After 12 earthquakes in 10 months, city officials are moving up the once-every-two-year inspection of Youngstown’s 55 bridges.
The city’s board of control voted Thursday to hire MS Consultants for $49,635 to inspect the bridges now rather than later in the year, when the work is typically done.
“We were going to do it in the summer, but I’d rather be safe than sorry,” said Mayor Charles Sammarone, board of control chairman.
There haven’t been reports of damage to any of the city’s bridges because of the earthquakes, said Charles Shasho, deputy director of the city’s public works department.
The epicenter of all 12 quakes, including a magnitude 4.0 on Dec. 31, is near a brine-injection well on Ohio Works Drive on the city’s West Side.
The Division Street Bridge is nearby.
The city has 39 vehicular bridges, including the Division Street Bridge near the injection-well site, as well as 13 railroad bridges and three pedestrian bridges, Shasho said.
MS, a Youngstown company that has inspected the city’s bridge for years, will begin the work shortly, Shasho said. It will take the company about four months to complete the inspections, he said.
The last inspection of the city’s bridges was in late 2010, Shasho said.
The city also will ask the Ohio Department of Transportation to inspect state bridges, he said.
D&L Energy Group, owner of a brine-injection well on Ohio Works Drive, agreed to a shutdown Dec. 30 after discussions with the Ohio Department of Natural Resources.

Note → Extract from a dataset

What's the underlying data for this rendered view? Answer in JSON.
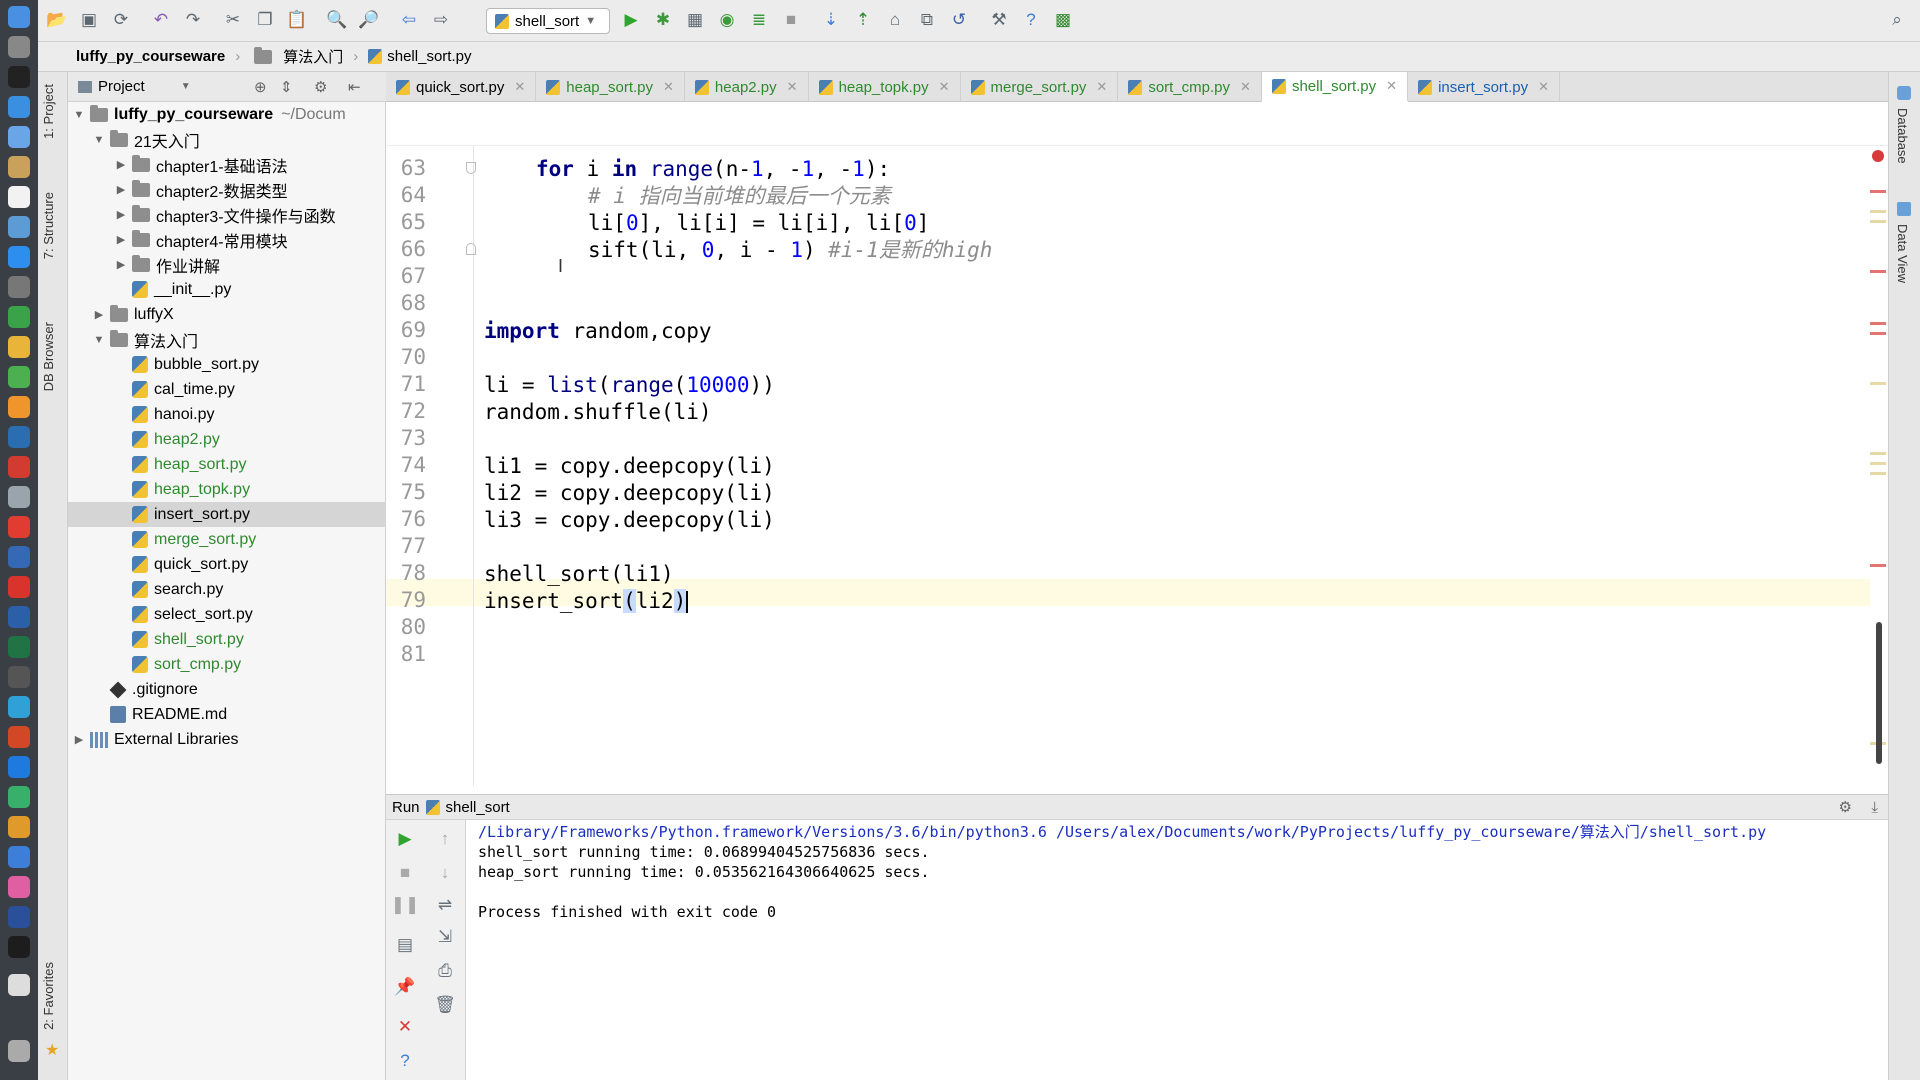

The epicenter of 10 earthquakes is near the well.
A day later, an 11th earthquake, the largest with a magnitude 4.0, occurred with the epicenter near that well.
That led the state to issue the indefinite moratorium on that well and others within a five-mile radius, while studies of the site are done, including determining whether the injection wells and the earthquakes are connected.
The Ohio Department of Natural Resources expanded the ban last week to within seven miles of the well.
Also, a magnitude 2.1 earthquake occurred near the well site last Friday.